6.1 Preprocessing and Signal Extraction

We took 2500 malware and goodware applications as mentioned in the original work [44] to replicate the experimental setup. The malware samples were taken from Drebin [11], AMD [10], and Contagio minidump [22]. We took 1,2,5,6,9,10 malware families mentioned in Table 1 and also the malware families in Table 5 as mentioned in [44] for conducting the experiments. The benign applications were downloaded from Google Playstore and checked with VirusTotal to check for malicious behaviour. We also eliminated semantically similar Android malware and took all the malware families mentioned in [44] and replicated the experimental set up. The Android applications were made to run in an emulator by injecting thousand pseudorandom events like key press event, touch event etc. to achieve high code coverage. We collected system calls using strace utility [43] and eliminated irrelevant system calls as mentioned in [44] and only selected relevant opcodes for malware detection to replicate the features for classification. After selecting the relevant opcodes, we constructed system call digraph and extracted the graph signals.

6.2 Training the Classifier

We trained the classifier as mentioned in the original paper. We took Random Forest Classifier, since it gave maximum accuracy. We took 80% samples for training and remaining 20% for training as mentioned in the original work [44].

6.3 Testing the Classifier

The accuracy, precision, recall and F-measure was computed as in Section 3.1. Table 6 shows the performance matrix of the classifier.

6.4 System Call Injection

The system call graph signal based detection mechanism takes the frequency of occurrence of the system call for constructing the graph signal. This mechanism can be evaded by injecting benign system call codes that mimick legitimate application behaviour. We model a perfect knowledge attack where the attacker has complete knowledge about the features and the classification model. The attacker can gather malware and benign system calls from public repositories and examine the most frequent system calls that are occurring in malware and benign applications. We inject a sequence of system calls rather than individual system calls since the application may not work properly if we do so. To inject a system call sequence, we first computed the most frequently occurring benign system calls from goodware applications using the TF-IDF method. We found that certain system calls like unlink(), mkdir(), chmod() are frequently invoked by the benign application. Our attack is similar to the attack as mentioned in [15]. We carefully selected the benign applications that are having the most frequent benign system call counts and then injected those system call sequences to evade the detection. We took 10 malware samples from each of the malware family and made a test set of 270 system call injected malware samples and 270 benign samples. Table 7 shows how the detection accuracy is reduced.

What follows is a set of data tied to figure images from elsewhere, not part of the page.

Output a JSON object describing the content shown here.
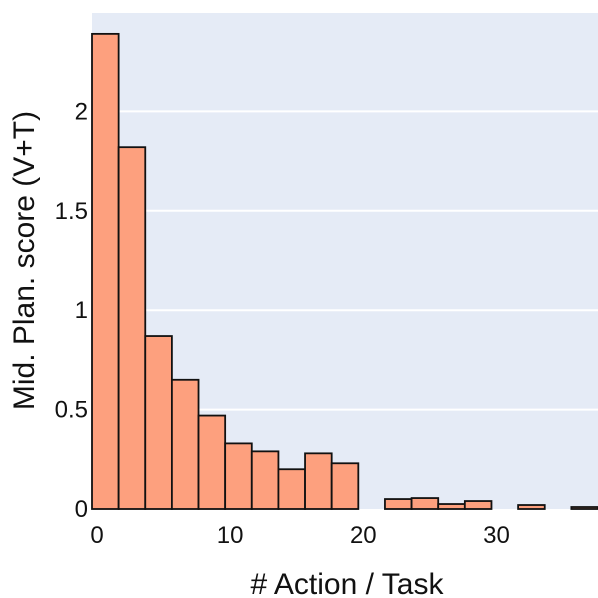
{
  "chart_data": {
    "type": "bar",
    "title": "",
    "xlabel": "# Action / Task",
    "ylabel": "Mid. Plan. score (V+T)",
    "xlim": [
      0,
      38
    ],
    "ylim": [
      0,
      2.5
    ],
    "xticks": [
      "0",
      "10",
      "20",
      "30"
    ],
    "xtick_values": [
      0,
      10,
      20,
      30
    ],
    "yticks": [
      "0",
      "0.5",
      "1",
      "1.5",
      "2"
    ],
    "ytick_values": [
      0,
      0.5,
      1,
      1.5,
      2
    ],
    "grid": true,
    "bin_width": 2,
    "bars": [
      {
        "x0": 0,
        "x1": 2,
        "value": 2.39
      },
      {
        "x0": 2,
        "x1": 4,
        "value": 1.82
      },
      {
        "x0": 4,
        "x1": 6,
        "value": 0.87
      },
      {
        "x0": 6,
        "x1": 8,
        "value": 0.65
      },
      {
        "x0": 8,
        "x1": 10,
        "value": 0.47
      },
      {
        "x0": 10,
        "x1": 12,
        "value": 0.33
      },
      {
        "x0": 12,
        "x1": 14,
        "value": 0.29
      },
      {
        "x0": 14,
        "x1": 16,
        "value": 0.2
      },
      {
        "x0": 16,
        "x1": 18,
        "value": 0.28
      },
      {
        "x0": 18,
        "x1": 20,
        "value": 0.23
      },
      {
        "x0": 22,
        "x1": 24,
        "value": 0.05
      },
      {
        "x0": 24,
        "x1": 26,
        "value": 0.055
      },
      {
        "x0": 26,
        "x1": 28,
        "value": 0.025
      },
      {
        "x0": 28,
        "x1": 30,
        "value": 0.04
      },
      {
        "x0": 32,
        "x1": 34,
        "value": 0.02
      },
      {
        "x0": 36,
        "x1": 38,
        "value": 0.01
      }
    ],
    "colors": {
      "bar_fill": "#fda07e",
      "bar_stroke": "#111111",
      "plot_background": "#e5ebf6",
      "grid": "#ffffff"
    }
  }
}
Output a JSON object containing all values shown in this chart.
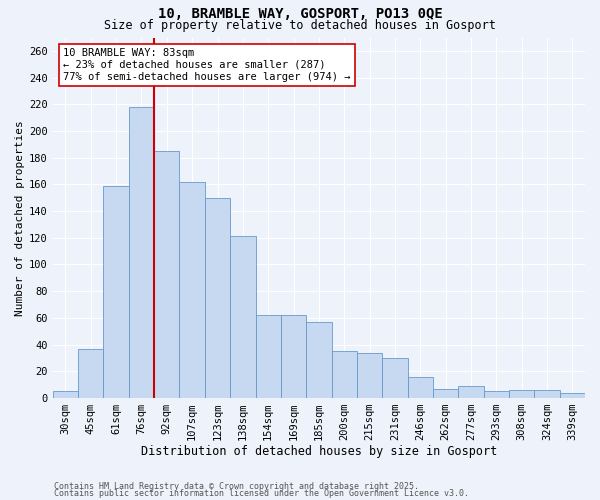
{
  "title1": "10, BRAMBLE WAY, GOSPORT, PO13 0QE",
  "title2": "Size of property relative to detached houses in Gosport",
  "xlabel": "Distribution of detached houses by size in Gosport",
  "ylabel": "Number of detached properties",
  "categories": [
    "30sqm",
    "45sqm",
    "61sqm",
    "76sqm",
    "92sqm",
    "107sqm",
    "123sqm",
    "138sqm",
    "154sqm",
    "169sqm",
    "185sqm",
    "200sqm",
    "215sqm",
    "231sqm",
    "246sqm",
    "262sqm",
    "277sqm",
    "293sqm",
    "308sqm",
    "324sqm",
    "339sqm"
  ],
  "values": [
    5,
    37,
    159,
    218,
    185,
    162,
    150,
    121,
    62,
    62,
    57,
    35,
    34,
    30,
    16,
    7,
    9,
    5,
    6,
    6,
    4
  ],
  "bar_color": "#c6d9f1",
  "bar_edge_color": "#6699cc",
  "vline_color": "#cc0000",
  "vline_x_index": 3,
  "annotation_line1": "10 BRAMBLE WAY: 83sqm",
  "annotation_line2": "← 23% of detached houses are smaller (287)",
  "annotation_line3": "77% of semi-detached houses are larger (974) →",
  "annotation_box_facecolor": "#ffffff",
  "annotation_box_edgecolor": "#cc0000",
  "ylim": [
    0,
    270
  ],
  "yticks": [
    0,
    20,
    40,
    60,
    80,
    100,
    120,
    140,
    160,
    180,
    200,
    220,
    240,
    260
  ],
  "footer_line1": "Contains HM Land Registry data © Crown copyright and database right 2025.",
  "footer_line2": "Contains public sector information licensed under the Open Government Licence v3.0.",
  "background_color": "#eef2fa",
  "grid_color": "#ffffff",
  "title1_fontsize": 10,
  "title2_fontsize": 8.5,
  "axis_fontsize": 7.5,
  "ylabel_fontsize": 8,
  "xlabel_fontsize": 8.5,
  "footer_fontsize": 6,
  "annotation_fontsize": 7.5
}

Table 5. Android malware familes
Table 6. Performance of [44] before the attack
Table 7. Performance of [44] after the attack

7 Conclusion and Future Work

In this paper, we showed that how an adversary can evade the static and dynamic Android malware detection mechanism employed by some of the state of the art machine learning models. We showed that by injecting only a few number of features, adversaries can induce misclassification. In future, we plan to model a limited knowledge attack and a blackbox attack to evade the system call and opcode based malware detection mechanisms. This is to explore how the adversary evades the detection model with less or no knowledge about the classifier. We also plan to develop suitable mechanisms to detect adversarial malware.